HIV–TB co-infection treatment control using multi-objective optimized sliding mode
S. Hadipour Lakmesari, M. J. Mahmoodabadi, S. Hadipour
Abstract
Mycobacterium tuberculosis (MTB) and Human immunodeficiency virus (HIV) are two causes of infection which threaten human health over recent decades. There is abundant evidence indicating that these diseases are related to each other. People living with HIV have a 30-fold increase in tuberculosis infection compared to healthy people. In recent years, medical researchers and other specialists including engineers and basic scientists have tried to propose treatments for dangerous diseases by means of mathematical simulation. In this paper, a mathematical model of the HIV-TB co-infection individuals is regarded in order to represent different characteristics of such people.

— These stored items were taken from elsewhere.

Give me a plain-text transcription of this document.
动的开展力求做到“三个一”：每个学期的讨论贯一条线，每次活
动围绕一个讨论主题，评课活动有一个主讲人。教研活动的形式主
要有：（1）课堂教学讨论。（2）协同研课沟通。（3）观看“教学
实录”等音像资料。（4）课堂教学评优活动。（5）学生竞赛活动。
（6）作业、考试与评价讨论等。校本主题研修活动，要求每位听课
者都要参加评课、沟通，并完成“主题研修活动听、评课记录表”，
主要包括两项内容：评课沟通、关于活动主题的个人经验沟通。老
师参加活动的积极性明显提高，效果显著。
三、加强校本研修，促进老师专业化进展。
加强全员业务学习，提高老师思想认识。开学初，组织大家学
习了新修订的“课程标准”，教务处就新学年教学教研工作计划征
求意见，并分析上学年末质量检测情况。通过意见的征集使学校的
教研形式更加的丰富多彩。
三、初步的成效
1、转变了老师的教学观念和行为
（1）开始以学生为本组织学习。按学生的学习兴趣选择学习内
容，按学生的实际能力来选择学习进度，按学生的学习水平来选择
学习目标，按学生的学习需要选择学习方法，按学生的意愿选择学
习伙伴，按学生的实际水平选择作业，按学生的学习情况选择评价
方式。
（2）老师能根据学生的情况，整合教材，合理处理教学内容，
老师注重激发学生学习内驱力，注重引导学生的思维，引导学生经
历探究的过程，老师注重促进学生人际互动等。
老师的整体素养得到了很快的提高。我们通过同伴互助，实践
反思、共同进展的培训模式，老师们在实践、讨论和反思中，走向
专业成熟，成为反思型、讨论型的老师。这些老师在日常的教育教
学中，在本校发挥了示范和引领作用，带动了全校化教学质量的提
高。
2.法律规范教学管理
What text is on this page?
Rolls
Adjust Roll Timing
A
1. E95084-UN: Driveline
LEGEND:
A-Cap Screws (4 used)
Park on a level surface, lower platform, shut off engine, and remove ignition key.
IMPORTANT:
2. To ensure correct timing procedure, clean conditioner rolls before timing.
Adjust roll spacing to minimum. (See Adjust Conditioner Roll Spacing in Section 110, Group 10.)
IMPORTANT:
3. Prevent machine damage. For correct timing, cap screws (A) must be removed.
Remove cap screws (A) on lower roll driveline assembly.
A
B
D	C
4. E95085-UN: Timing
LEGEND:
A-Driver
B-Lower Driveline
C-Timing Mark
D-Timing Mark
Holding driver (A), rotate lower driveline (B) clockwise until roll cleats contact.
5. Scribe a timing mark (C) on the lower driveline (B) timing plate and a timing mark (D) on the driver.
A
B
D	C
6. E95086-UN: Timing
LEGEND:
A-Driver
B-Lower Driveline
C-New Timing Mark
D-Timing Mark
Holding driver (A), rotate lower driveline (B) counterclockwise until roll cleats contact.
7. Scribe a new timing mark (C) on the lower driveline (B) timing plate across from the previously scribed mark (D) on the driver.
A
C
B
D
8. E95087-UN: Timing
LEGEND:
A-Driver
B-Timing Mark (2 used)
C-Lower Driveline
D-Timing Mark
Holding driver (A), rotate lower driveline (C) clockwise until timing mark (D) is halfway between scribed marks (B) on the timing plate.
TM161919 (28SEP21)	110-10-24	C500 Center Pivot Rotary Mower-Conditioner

In the next step, a sliding mode controller is implemented on first and second HIV treatment rates to minimize the Total Burden resulted from the co-infection. Moreover, the multi-objective genetic algorithm (MOGA) is used to optimize the sliding mode controller coefficients. The MOGA is accurate and resilient and its Pareto front has a reasonable variety. In this method, designers acceptably use defeated points with more than one objective function and are also able to choose appropriate solutions according to their preferences. The results suggest that disease deaths, new infections, and immune reconstitution inflammatory syndrome cases play an important role in the problem.